Das Dröhnen eines Hubschraubers zerreißt die Stille über der Rühstädter Elbaue. Doch es sind keine Rettungsflieger und keine Bundeswehrangehörigen, sondern fliegende Vogelschützer, wenn man so will.

„Wir bringen im Auftrag der Firma 50 Hertz Vogelabweiser an der Hochspannungsleitung von Perleberg nach Wolmirstedt an“, sagt Martin Anz. Er ist Berufspilot die der Firma Rotorflug Helicopters aus Frankfurt am Main. Über tausend solcher mobilen, schwarz.weiß beschichteten Gitter müssen er und Monteur Marius Fiege entlang der Trasse an der Oberleitung befestigen. Das geschieht aus der Luft. „Ganz einfach, weil so die Leitung nicht abgeschaltet werden muss“, sagt Martin Anz.

Die beweglichen Lamellen signalisieren den Vögeln Bewegung und damit Gefahr. „Wissenschaftler haben herausgefunden, dass diese Methode besonders wirksam ist“, erklärt Marius Fiege. In der Elbaue im Rühstädter Bogen sollen auf diese Weise vor allem Störche und Greifvögel vor Verletzungen oder dem Tod bewahrt werden. „Die Abweiser werden nur am nichtstromführenden Erdungsseil befestigt“, erklärt der Pilot. dennoch muss der Monteur eine Erdungszange ins Seil hängen, weil zwischen dem Hubschrauber und der Leitung eine Phasenverschiebung existiert. Die eigentlichen Abweiser werden mit Aluminiumspiralen im Seil befestigt. „Das hält ewig“, versichert Martin Anz.

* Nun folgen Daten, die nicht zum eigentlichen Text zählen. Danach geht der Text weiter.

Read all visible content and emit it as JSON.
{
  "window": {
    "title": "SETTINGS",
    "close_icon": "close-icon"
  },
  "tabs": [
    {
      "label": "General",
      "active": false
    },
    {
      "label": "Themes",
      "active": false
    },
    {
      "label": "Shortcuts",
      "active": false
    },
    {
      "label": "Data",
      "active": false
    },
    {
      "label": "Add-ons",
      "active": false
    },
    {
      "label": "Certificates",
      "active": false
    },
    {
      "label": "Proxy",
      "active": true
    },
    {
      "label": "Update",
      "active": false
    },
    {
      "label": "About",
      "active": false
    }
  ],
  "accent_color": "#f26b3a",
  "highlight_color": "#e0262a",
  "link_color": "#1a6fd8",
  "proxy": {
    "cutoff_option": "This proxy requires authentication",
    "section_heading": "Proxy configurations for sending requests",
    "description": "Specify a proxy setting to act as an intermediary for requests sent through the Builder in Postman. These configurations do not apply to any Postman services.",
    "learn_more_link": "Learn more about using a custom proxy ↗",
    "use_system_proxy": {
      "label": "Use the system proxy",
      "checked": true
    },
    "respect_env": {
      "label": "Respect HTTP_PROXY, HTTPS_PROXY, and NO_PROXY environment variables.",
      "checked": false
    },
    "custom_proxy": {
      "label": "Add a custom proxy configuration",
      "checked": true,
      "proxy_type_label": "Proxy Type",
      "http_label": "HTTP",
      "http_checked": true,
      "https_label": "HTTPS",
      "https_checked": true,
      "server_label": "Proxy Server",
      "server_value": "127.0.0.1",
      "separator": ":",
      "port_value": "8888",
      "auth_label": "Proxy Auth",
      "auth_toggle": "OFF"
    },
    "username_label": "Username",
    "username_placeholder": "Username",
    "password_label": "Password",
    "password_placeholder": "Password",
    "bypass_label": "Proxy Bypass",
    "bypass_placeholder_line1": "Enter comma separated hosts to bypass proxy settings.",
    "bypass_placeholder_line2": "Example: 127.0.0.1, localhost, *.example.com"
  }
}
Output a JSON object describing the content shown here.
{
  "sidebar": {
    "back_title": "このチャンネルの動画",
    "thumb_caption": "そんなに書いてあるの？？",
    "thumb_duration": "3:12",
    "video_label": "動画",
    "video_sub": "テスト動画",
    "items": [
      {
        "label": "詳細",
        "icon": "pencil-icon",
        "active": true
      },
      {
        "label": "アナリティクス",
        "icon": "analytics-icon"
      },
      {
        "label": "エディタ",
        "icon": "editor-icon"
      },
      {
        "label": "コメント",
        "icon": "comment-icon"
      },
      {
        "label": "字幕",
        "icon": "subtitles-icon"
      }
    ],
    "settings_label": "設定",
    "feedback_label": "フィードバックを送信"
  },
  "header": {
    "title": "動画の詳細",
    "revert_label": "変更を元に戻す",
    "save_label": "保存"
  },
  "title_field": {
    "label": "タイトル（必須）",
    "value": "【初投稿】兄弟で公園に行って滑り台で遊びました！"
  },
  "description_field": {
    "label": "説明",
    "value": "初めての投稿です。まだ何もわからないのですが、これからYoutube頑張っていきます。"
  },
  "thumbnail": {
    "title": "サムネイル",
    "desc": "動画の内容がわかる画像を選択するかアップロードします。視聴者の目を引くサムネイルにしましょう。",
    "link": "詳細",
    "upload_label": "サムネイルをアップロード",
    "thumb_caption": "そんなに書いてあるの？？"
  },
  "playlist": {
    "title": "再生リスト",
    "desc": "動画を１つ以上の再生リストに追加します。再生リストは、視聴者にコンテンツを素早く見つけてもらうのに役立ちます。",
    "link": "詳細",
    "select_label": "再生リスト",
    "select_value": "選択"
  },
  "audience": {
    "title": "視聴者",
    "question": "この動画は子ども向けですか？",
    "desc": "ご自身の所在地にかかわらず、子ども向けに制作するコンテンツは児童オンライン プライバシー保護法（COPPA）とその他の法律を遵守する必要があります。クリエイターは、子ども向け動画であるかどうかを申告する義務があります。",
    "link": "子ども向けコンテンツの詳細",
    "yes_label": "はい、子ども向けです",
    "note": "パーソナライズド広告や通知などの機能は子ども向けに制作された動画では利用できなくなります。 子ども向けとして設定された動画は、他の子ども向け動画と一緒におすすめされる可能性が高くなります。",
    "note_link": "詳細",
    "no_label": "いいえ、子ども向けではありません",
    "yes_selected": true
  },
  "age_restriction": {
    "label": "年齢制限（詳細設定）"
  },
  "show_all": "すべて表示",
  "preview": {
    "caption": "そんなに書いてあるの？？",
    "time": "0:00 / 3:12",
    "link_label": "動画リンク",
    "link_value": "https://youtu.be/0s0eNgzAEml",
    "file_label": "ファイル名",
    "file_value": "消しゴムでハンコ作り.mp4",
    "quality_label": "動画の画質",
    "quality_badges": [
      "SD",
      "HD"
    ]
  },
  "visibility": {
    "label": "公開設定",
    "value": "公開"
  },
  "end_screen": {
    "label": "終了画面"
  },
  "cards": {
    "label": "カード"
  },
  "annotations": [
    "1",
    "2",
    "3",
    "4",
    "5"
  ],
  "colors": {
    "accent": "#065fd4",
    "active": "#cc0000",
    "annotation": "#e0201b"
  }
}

Über 1000 dieser Abweiser müssen auf einer Strecke von mehr als 22 Kilometern montiert werden. „Der Abstand zwischen den einzelnen Abweisern beträgt exakt 22 Meter“, sagt Marius Fiege. Er sitzt auf einer Arbeitsplattform halb im, halb außerhalb des Hubschraubers. Ein Schutzgitter bewahrt ihn vor möglichen Verletzungen durch das Seil. Der Helikopter hebt täglich von Perleberg ab.